One of the world’s largest trading blocks is just a few signatures away from realisation. The European Union and Japan will sign this unprecedented free trade agreement on July 17.
The EU said the deal sends “a message” about “shaping globalisation.”
As reported by Deutsche Welle (DW), Germany’s international broadcaster, the trade deal that the EU and Japan are preparing to sign would eliminate 99% of tariffs, which cost businesses in the EU and Japan nearly €1 billion ($1.17 billion) annually.
According to the European Commission, the EU-Japan deal is the largest ever negotiated by the EU and will create a trade zone covering 600 million people and nearly a third of global GDP.
Japanese Prime Minister Shinzo Abe will meet with European Commission President Jean-Claude Juncker and European Council President Donald Tusk in Tokyo to sign the EPA at the 25th EU-Japan Summit
“The free trade agreement will infuse a new dynamic for business relations on both sides,” said Marcus Schürmann, director of the German Chamber of Commerce in Japan (AHK Japan).
Meanwhile, the EU and Japan also see the signing of the deal as a signal against US President Donald Trump‘s protectionist trade policies. PM Abe views free trade as a driver of Japanese economic growth.
In a separate report, Euronews noted that Kazuo Kodama, Japan’s ambassador to the EU, joined business representatives at a seminar in Brussels to spread the word about the new deal.
“This will create a huge, free-trade zone, which comprises 640 million people of EU and Japan. And also the combined GDP total will amount to one-third of the global GDP,” said the ambassador. “So this will be a great opportunity for enhancing the welfare of the people in Europe and Japan.”
From biotech to cars, from wine to cheese, all sorts of industries are in line to reap rewards from the new trade freedoms.

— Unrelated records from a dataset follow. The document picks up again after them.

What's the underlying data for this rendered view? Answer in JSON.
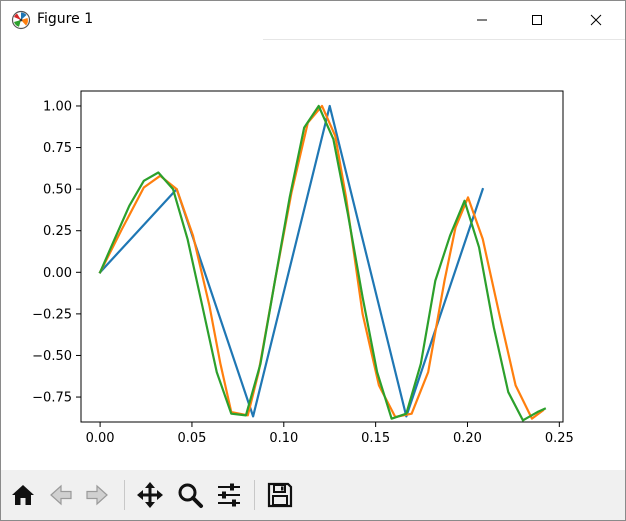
{
  "window": {
    "title": "Figure 1",
    "icon": "matplotlib-logo-icon"
  },
  "toolbar": {
    "buttons": [
      {
        "name": "home",
        "icon": "home-icon"
      },
      {
        "name": "back",
        "icon": "arrow-left-icon"
      },
      {
        "name": "forward",
        "icon": "arrow-right-icon"
      },
      {
        "name": "pan",
        "icon": "move-icon"
      },
      {
        "name": "zoom",
        "icon": "magnifier-icon"
      },
      {
        "name": "configure-subplots",
        "icon": "sliders-icon"
      },
      {
        "name": "save",
        "icon": "floppy-disk-icon"
      }
    ]
  },
  "chart_data": {
    "type": "line",
    "title": "",
    "xlabel": "",
    "ylabel": "",
    "xlim": [
      -0.0104,
      0.252
    ],
    "ylim": [
      -0.9,
      1.09
    ],
    "xticks": [
      0.0,
      0.05,
      0.1,
      0.15,
      0.2,
      0.25
    ],
    "xtick_labels": [
      "0.00",
      "0.05",
      "0.10",
      "0.15",
      "0.20",
      "0.25"
    ],
    "yticks": [
      -0.75,
      -0.5,
      -0.25,
      0.0,
      0.25,
      0.5,
      0.75,
      1.0
    ],
    "ytick_labels": [
      "−0.75",
      "−0.50",
      "−0.25",
      "0.00",
      "0.25",
      "0.50",
      "0.75",
      "1.00"
    ],
    "grid": false,
    "legend": "none",
    "series": [
      {
        "color": "#1f77b4",
        "points": [
          [
            0.0,
            0.0
          ],
          [
            0.0417,
            0.5
          ],
          [
            0.0833,
            -0.866
          ],
          [
            0.125,
            1.0
          ],
          [
            0.1667,
            -0.866
          ],
          [
            0.2083,
            0.5
          ]
        ]
      },
      {
        "color": "#ff7f0e",
        "points": [
          [
            0.0,
            0.0
          ],
          [
            0.0119,
            0.26
          ],
          [
            0.0238,
            0.51
          ],
          [
            0.0327,
            0.58
          ],
          [
            0.0417,
            0.5
          ],
          [
            0.0506,
            0.22
          ],
          [
            0.0595,
            -0.2
          ],
          [
            0.0655,
            -0.55
          ],
          [
            0.0714,
            -0.84
          ],
          [
            0.0804,
            -0.86
          ],
          [
            0.0863,
            -0.6
          ],
          [
            0.0952,
            -0.05
          ],
          [
            0.1042,
            0.48
          ],
          [
            0.1131,
            0.9
          ],
          [
            0.1208,
            1.0
          ],
          [
            0.128,
            0.82
          ],
          [
            0.1339,
            0.45
          ],
          [
            0.1429,
            -0.25
          ],
          [
            0.1518,
            -0.68
          ],
          [
            0.1607,
            -0.87
          ],
          [
            0.1696,
            -0.85
          ],
          [
            0.1786,
            -0.6
          ],
          [
            0.1875,
            -0.05
          ],
          [
            0.1935,
            0.27
          ],
          [
            0.2003,
            0.45
          ],
          [
            0.2083,
            0.2
          ],
          [
            0.2173,
            -0.25
          ],
          [
            0.2262,
            -0.68
          ],
          [
            0.2351,
            -0.88
          ],
          [
            0.2411,
            -0.83
          ]
        ]
      },
      {
        "color": "#2ca02c",
        "points": [
          [
            0.0,
            0.0
          ],
          [
            0.0079,
            0.2
          ],
          [
            0.0159,
            0.4
          ],
          [
            0.0238,
            0.55
          ],
          [
            0.0317,
            0.6
          ],
          [
            0.0397,
            0.5
          ],
          [
            0.0476,
            0.2
          ],
          [
            0.0556,
            -0.2
          ],
          [
            0.0635,
            -0.6
          ],
          [
            0.0714,
            -0.85
          ],
          [
            0.0794,
            -0.86
          ],
          [
            0.0873,
            -0.55
          ],
          [
            0.0952,
            -0.05
          ],
          [
            0.1032,
            0.45
          ],
          [
            0.1111,
            0.87
          ],
          [
            0.119,
            1.0
          ],
          [
            0.127,
            0.8
          ],
          [
            0.1349,
            0.35
          ],
          [
            0.1429,
            -0.15
          ],
          [
            0.1508,
            -0.6
          ],
          [
            0.1587,
            -0.88
          ],
          [
            0.1667,
            -0.85
          ],
          [
            0.1746,
            -0.55
          ],
          [
            0.1825,
            -0.05
          ],
          [
            0.1905,
            0.22
          ],
          [
            0.1984,
            0.43
          ],
          [
            0.2063,
            0.15
          ],
          [
            0.2143,
            -0.33
          ],
          [
            0.2222,
            -0.72
          ],
          [
            0.2302,
            -0.89
          ],
          [
            0.2381,
            -0.84
          ],
          [
            0.2421,
            -0.82
          ]
        ]
      }
    ]
  }
}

When the deal comes into force next year and customs duties are removed, experts say consumers can expect more choice, at lower prices.
However, the European Green Party’s co-chairs Reinhard Bütikofer and Monica Frassoni issued a joint statement warning that the discussion of the merits and shortcomings of the agreement is only now beginning.
“We strongly criticise that the Commission did not provide the level of transparency that the public fought for so energetically in the discussions around TTIP and CETA,” they said.
“There are strong reasons to develop reliable, multilateral and fair trade relations. This is even more so the case as we experience unfair trade policies from so many corners. In particular from the US, but also from China and others.”
While it is “positively” noted that the trade agreement explicitly puts EU-Japanese trade into the context of the Paris climate goals, the Greens said it would have been better if the whole agreement was explicitly subjected to the ambition of helping to implement global sustainable development goals.
Also, they are “alarmed” by arguments from citizens and industry that the draft trade agreement does not offer the stringent protections against water privatisation.